I've been working with Python for over 5 years now and am currently employed at imgix where I work on Python, Go and other misc backend stuff. I organize the San Francisco Python Twisted and Bay Area Lua Developers meetups.
The Python Deployment Albatross
Python deployments can be notoriously tricky - a lot more trickier than they need to be. This talk will briefly outline the history of Python deployments, explore in depth the current landscape and will shed light on the variety of tools and techniques available to deploy Python applications, from the popular to the trendy/state-of-the-art to the esoteric and my experiences with them.
To understand the current state of packaging, distribution and deployment of Python artifacts, it's important to understand the architecture and internals of commonly used tools such as distutils, setuptools, eggs, pip, PyPI, virtualenv, wheels and building compiled extensions.

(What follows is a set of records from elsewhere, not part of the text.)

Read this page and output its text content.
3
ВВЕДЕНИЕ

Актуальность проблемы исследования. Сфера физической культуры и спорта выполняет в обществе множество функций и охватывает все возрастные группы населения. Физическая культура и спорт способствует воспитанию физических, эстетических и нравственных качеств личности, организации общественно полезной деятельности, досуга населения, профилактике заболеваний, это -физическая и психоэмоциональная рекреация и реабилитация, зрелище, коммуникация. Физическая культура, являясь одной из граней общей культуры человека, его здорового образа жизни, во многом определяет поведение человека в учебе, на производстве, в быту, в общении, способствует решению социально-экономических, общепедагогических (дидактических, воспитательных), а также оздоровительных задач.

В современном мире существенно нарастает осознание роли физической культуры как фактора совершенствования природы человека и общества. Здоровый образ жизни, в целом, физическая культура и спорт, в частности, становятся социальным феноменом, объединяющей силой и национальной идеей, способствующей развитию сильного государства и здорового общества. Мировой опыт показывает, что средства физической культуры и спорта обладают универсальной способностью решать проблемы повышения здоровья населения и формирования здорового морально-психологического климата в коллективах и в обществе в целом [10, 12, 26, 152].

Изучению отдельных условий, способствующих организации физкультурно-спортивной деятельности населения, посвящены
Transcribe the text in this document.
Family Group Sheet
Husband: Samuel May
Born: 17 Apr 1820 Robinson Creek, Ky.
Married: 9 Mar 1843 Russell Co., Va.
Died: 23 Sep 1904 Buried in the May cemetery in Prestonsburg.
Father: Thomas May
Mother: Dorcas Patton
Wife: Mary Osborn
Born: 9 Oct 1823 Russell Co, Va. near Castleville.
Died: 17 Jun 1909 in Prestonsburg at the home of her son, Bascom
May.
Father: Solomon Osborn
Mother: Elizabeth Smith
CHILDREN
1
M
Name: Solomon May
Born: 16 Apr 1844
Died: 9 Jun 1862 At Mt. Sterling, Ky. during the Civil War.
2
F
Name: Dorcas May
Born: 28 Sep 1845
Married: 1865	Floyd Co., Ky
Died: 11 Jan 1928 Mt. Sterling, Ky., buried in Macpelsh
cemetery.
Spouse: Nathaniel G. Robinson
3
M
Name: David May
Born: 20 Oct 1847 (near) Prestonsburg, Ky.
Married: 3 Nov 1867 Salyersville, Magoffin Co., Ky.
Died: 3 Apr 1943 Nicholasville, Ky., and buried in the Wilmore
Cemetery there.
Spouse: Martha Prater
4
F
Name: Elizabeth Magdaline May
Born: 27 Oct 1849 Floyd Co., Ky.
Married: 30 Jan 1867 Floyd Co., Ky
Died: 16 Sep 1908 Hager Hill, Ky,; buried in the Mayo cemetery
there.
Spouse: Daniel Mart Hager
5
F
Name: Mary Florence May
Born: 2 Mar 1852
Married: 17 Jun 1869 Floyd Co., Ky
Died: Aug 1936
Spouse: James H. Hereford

In the recent few years, an interesting development from Twitter has been PEX - P(ython) EX(ecutable). PEX is famously being used at companies like Twitter, Square and LinkedIn to deploy *all* applications. This talk will chart our history of using PEX (along with the Pants build system) at imgix over the course of the last 2 years.
No talk on python packaging and distribution will be complete without mentioning the D word - yes, you guessed it right - Docker. This talk will explore the current state of Python deployment using Docker/containers as well as several anti patterns. The talk will highlight the challenges containerization calls for and why it might not be the right solution for many use cases. I'll be drawing on my experience running a Dockerized Tornado application in production.
Lastly, the talk will explore Nix - a powerful open source package manager for Linux and other Unix systems that makes package management reliable and reproducible. The talk will detail some of our experience with Nix so far as well as some of the issues we ran into, and whether Nix is a viable alternative to the existing tools in the ecosystem.